Details
The AutoViz data preparation subsystem is orchestrated by AutoViz_Class.AutoViz_Main, which initiates the data processing pipeline. The central component, AutoViz_Utils.classify_print_vars, manages the flow by first invoking AutoViz_Utils.load_file_dataframe to ingest and standardize the input data. Once the data is loaded, classify_print_vars then passes a sampled version of this data to classify_method.classify_columns for detailed variable type identification and initial data quality assessment. The classification results and prepared data are subsequently returned to classify_print_vars, which then consolidates this information before providing the final prepared dataset and metadata back to AutoViz_Class.AutoViz_Main for further visualization stages.
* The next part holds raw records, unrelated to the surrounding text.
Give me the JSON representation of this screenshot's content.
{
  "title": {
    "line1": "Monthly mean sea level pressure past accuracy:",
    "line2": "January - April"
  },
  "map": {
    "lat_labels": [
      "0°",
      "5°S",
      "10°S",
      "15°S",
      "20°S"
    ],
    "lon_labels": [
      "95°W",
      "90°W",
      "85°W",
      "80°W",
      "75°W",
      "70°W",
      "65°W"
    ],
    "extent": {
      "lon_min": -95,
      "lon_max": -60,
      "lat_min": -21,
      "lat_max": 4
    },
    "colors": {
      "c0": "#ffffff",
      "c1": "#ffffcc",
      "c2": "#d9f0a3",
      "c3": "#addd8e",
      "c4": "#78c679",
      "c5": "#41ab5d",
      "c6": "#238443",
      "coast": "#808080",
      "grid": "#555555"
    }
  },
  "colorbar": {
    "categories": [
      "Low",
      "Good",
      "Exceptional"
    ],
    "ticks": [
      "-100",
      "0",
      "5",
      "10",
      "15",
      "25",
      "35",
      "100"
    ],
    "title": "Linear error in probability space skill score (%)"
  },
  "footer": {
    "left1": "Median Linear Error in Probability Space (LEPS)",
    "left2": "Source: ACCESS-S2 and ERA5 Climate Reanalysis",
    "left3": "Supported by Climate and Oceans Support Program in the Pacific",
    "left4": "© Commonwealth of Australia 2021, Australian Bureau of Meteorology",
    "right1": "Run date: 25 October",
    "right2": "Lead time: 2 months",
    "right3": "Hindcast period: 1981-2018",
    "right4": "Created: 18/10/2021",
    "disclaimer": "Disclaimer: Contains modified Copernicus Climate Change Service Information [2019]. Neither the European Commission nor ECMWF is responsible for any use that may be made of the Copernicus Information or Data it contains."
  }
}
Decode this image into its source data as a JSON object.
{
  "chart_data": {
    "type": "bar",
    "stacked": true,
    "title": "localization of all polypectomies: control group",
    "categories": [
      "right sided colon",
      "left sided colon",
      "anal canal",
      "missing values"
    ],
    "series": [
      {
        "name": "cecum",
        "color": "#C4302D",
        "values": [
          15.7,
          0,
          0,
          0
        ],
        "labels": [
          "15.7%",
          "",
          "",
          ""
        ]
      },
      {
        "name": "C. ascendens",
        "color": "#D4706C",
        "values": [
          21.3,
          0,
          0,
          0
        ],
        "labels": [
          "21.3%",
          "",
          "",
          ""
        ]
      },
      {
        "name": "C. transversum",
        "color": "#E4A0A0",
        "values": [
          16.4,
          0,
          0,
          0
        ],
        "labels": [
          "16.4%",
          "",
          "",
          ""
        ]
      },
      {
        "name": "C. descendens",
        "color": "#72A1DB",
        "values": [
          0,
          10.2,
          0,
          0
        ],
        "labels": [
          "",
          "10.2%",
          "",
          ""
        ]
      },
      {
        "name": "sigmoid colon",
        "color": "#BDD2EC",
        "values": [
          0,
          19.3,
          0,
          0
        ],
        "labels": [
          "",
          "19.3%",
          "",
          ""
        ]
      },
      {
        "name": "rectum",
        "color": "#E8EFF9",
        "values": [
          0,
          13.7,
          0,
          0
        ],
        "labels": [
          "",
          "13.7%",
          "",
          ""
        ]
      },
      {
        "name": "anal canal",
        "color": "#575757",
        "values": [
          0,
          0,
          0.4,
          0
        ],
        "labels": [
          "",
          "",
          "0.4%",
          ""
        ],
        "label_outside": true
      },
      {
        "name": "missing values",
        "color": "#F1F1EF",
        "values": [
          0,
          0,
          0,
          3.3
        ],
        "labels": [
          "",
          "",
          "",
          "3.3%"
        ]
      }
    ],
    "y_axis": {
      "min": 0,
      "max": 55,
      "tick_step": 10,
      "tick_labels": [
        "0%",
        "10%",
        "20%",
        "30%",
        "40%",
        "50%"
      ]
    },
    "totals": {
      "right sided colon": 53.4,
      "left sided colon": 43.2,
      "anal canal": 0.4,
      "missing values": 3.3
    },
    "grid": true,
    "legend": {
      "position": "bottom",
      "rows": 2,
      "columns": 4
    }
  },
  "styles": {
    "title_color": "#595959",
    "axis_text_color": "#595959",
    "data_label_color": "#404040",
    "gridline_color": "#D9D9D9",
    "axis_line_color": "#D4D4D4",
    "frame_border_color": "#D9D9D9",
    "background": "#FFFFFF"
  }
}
This structured interaction ensures robust data handling and intelligent variable classification.
autoviz.AutoViz_Class.AutoViz_Main
Serves as the high-level orchestrator and entry point from the main AutoViz API into the data preparation phase. It initiates the data loading and classification process by delegating to the specialized utility components.
autoviz.AutoViz_Utils.classify_print_vars
Acts as the central manager within the data preparation pipeline. It coordinates the data loading, triggers the column classification, and aggregates the resulting metadata about the dataset. This component is crucial for bridging the raw data input with the classification logic.
autoviz.AutoViz_Utils.load_file_dataframe
Handles the fundamental task of reading data from various input sources (e.g., CSV, text, JSON, Excel) or directly from a Pandas DataFrame. It ensures data is in a standardized and usable format for subsequent analysis, including handling nrows for sampling and removing duplicate columns.
autoviz.classify_method.classify_columns
Implements the core intelligence for automatically identifying and categorizing the data type and semantic role of each column within the loaded DataFrame. This includes distinguishing between numerical, categorical, date, ID, boolean, and NLP (text) variables, and also identifies columns to be deleted based on criteria like single unique value, high missing values, mixed data types, or infinity values.